Band structures and $\mathbb{Z}_2$ invariants of two-dimensional transition metal dichalcogenide monolayers from fully-relativistic Dirac-Kohn-Sham theory using Gaussian-type orbitals

TL;DR

This paper introduces a fully-relativistic all-electron Gaussian-type orbital method for calculating band structures and topological invariants of 2D transition metal dichalcogenides, addressing convergence and basis set issues.

Contribution

It develops a systematic approach for relativistic GTO basis set convergence in 2D materials, enabling accurate predictions of SOC effects without pseudopotentials.

Findings

Demonstrates the method's viability with large basis sets

Calculates relativistic band structures and $ ext{Z}_2$ invariants

Analyzes SOC-driven properties like Rashba splitting

Abstract

Two-dimensional (2D) materials exhibit a wide range of remarkable phenomena, many of which owe their existence to the relativistic spin-orbit coupling (SOC) effects.
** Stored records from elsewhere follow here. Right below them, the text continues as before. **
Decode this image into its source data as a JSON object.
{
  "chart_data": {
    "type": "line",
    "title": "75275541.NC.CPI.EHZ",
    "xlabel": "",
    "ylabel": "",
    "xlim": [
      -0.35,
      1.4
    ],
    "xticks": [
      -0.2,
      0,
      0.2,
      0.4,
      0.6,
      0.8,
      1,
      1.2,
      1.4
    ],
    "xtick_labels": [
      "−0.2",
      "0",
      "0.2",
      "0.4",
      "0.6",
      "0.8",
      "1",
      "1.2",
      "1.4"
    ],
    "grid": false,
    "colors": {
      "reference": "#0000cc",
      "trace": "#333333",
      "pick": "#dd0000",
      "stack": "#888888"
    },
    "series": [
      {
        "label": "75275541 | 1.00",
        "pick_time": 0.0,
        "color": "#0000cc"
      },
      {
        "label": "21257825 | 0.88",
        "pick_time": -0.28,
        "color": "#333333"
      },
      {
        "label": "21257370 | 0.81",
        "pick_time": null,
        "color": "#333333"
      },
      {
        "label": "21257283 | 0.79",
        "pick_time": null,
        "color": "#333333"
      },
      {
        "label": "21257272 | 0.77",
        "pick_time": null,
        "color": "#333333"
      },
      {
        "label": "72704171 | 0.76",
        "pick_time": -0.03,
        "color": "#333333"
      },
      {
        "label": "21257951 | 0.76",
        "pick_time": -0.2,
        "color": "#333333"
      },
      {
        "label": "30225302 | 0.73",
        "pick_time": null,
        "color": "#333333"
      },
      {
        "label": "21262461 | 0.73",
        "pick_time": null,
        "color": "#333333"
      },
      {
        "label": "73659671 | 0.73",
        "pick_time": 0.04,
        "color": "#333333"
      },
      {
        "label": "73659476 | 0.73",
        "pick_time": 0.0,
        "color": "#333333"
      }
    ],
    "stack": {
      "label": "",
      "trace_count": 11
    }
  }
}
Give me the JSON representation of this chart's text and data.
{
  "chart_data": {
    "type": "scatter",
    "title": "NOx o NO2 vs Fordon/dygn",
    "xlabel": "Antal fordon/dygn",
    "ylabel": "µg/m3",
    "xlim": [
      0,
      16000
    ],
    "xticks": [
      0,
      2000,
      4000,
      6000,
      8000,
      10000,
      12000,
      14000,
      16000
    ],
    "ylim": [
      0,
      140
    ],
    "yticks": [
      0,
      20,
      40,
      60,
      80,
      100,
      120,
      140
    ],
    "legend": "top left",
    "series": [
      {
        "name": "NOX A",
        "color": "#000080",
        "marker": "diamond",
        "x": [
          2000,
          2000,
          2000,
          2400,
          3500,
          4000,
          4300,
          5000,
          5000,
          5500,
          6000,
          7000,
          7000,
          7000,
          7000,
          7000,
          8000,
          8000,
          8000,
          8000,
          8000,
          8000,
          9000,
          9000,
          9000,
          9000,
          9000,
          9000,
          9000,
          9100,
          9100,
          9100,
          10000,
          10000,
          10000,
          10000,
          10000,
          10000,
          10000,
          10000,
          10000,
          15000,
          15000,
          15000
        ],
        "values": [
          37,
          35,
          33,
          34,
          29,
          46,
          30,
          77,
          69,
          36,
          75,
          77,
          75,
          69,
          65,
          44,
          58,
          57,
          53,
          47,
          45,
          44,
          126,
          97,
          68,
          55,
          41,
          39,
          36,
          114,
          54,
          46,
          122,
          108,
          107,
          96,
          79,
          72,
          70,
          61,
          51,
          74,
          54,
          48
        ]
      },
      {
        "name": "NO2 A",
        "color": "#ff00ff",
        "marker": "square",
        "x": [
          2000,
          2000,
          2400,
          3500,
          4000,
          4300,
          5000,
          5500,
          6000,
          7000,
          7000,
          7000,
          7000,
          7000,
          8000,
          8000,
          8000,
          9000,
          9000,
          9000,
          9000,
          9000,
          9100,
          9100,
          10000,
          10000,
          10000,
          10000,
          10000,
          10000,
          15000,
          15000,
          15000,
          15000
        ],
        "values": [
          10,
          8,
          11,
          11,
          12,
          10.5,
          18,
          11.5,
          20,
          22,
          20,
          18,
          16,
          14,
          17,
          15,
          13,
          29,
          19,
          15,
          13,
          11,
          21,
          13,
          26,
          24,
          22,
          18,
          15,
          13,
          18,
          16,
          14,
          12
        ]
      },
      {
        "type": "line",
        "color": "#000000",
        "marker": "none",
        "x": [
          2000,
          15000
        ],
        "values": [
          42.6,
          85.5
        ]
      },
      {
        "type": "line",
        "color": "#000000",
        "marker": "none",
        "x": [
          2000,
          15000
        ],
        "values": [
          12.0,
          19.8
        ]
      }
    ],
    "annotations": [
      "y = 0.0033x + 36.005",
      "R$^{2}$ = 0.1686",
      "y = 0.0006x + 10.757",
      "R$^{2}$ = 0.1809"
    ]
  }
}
To understand and predict properties of materials containing heavy elements, such as the transition-metal dichalcogenides (TMDs), relativistic effects must be taken into account in first-principles calculations. We present an all-electron method based on the four-component Dirac Hamiltonian and Gaussian-type orbitals (GTOs) that overcomes complications associated with linear dependencies and ill-conditioned matrices that arise when diffuse functions are included in the basis. Until now, there has been no systematic study of the convergence of GTO basis sets for periodic solids either at the nonrelativistic or the relativistic level. Here we provide such a study of relativistic band structures of the 2D TMDs in the hexagonal (2H), tetragonal (1T), and distorted tetragonal (1T') structures, along with a discussion of their SOC-driven properties (Rashba splitting and $\mathbb{Z}_2$ topological invariants). We demonstrate the viability of our approach even when large basis sets with multiple basis functions involving various valence orbitals (denoted triple- and quadruple-$\zeta$) are used in the relativistic regime. Our method does not require the use of pseudopotentials and provides access to all electronic states within the same framework. Our study paves the way for direct studies of material properties, such as the parameters in spin Hamiltonians, that depend heavily on the electron density near atomic nuclei where relativistic and SOC effects are the strongest.